Ein Dammbruch
Für Frankreich ist das die größte politische Zäsur seit 1945, ein Dammbruch. Seit 1972, seit mehr als 50 (!) Jahren also, versucht die Familie Le Pen das Land mit ihrer nationalistischen und hetzerischen Weltsicht für sich zu gewinnen. Jetzt haben sie es fast geschafft – nicht nur, weil Marine Le Pen die weichgespülte Variante ihres antisemitischen und offen rassistischen Vaters spielt. Auch, weil Macron ihr ungeschickt in die Hände spielt: Nötige Reformen zog er zwar durch, aber in völliger Abgehobenheit. Und die Grandeur, mit der er Unerfüllbares versprach, ließ die Ränder erstarken.

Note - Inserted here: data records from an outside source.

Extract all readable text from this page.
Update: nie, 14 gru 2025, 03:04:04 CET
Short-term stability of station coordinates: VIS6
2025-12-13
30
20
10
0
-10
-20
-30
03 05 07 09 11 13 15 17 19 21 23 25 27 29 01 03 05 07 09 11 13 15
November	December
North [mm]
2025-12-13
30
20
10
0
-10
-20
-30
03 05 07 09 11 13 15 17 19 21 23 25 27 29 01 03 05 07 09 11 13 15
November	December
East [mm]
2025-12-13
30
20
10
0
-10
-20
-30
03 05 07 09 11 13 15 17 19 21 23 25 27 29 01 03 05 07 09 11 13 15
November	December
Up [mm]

Die Folgen daraus werden in ganz Europa zu spüren sein. Innerhalb Frankreichs will Le Pen den Dreiklang von Freiheit, Gleichheit und Brüderlichkeit verstummen lassen, sie trommelt stattdessen „nationalen Vorrang“ – bald wird es nicht mehr reichen, in Frankreich geboren zu sein, um Franzose sein; und wer die doppelte Staatsbürgerschaft hat, steht unter Generalverdacht, samt Berufsverbot. Auch in Brüssel wird der RN alles torpedieren, woraus sich politisch Kapital schlagen lässt. Also fast alles.
Das düstere Bild vom Abstieg
Die Gräben in Europa wird das vergrößern, die sind ohnehin schon tief. Überall erzählen Populisten erfolgreich vom Abstieg Europas, von der großen Gefahr von außen, und das mit einer hämischen Freude. Dass Frankreich, die sechstgrößte Volkswirtschaft der Welt, so gut dasteht wie kaum ein anderes Land, ist da egal. Die Stimmung zählt, auch auf dem Stimmzettel.
Das vernebelt den Blick auf wirkliche Gefahren, doch das ist gewollt. Seit Jahrzehnten schickt Russland Trolle aus, die Europa vom eigenen Untergang erzählen, füttert Parteien wie den RN, die für ihn als tumbe Erfüllungsgehilfen arbeiten. Dass Europa nationale Egos hintangestellt, sich dem größeren Ganzen verschrieben hat, war schon immer die größte Bedrohung für Putin.
In Frankreich hat er nun die erste große Schlacht gewonnen. Es wird wohl nicht die letzte bleiben.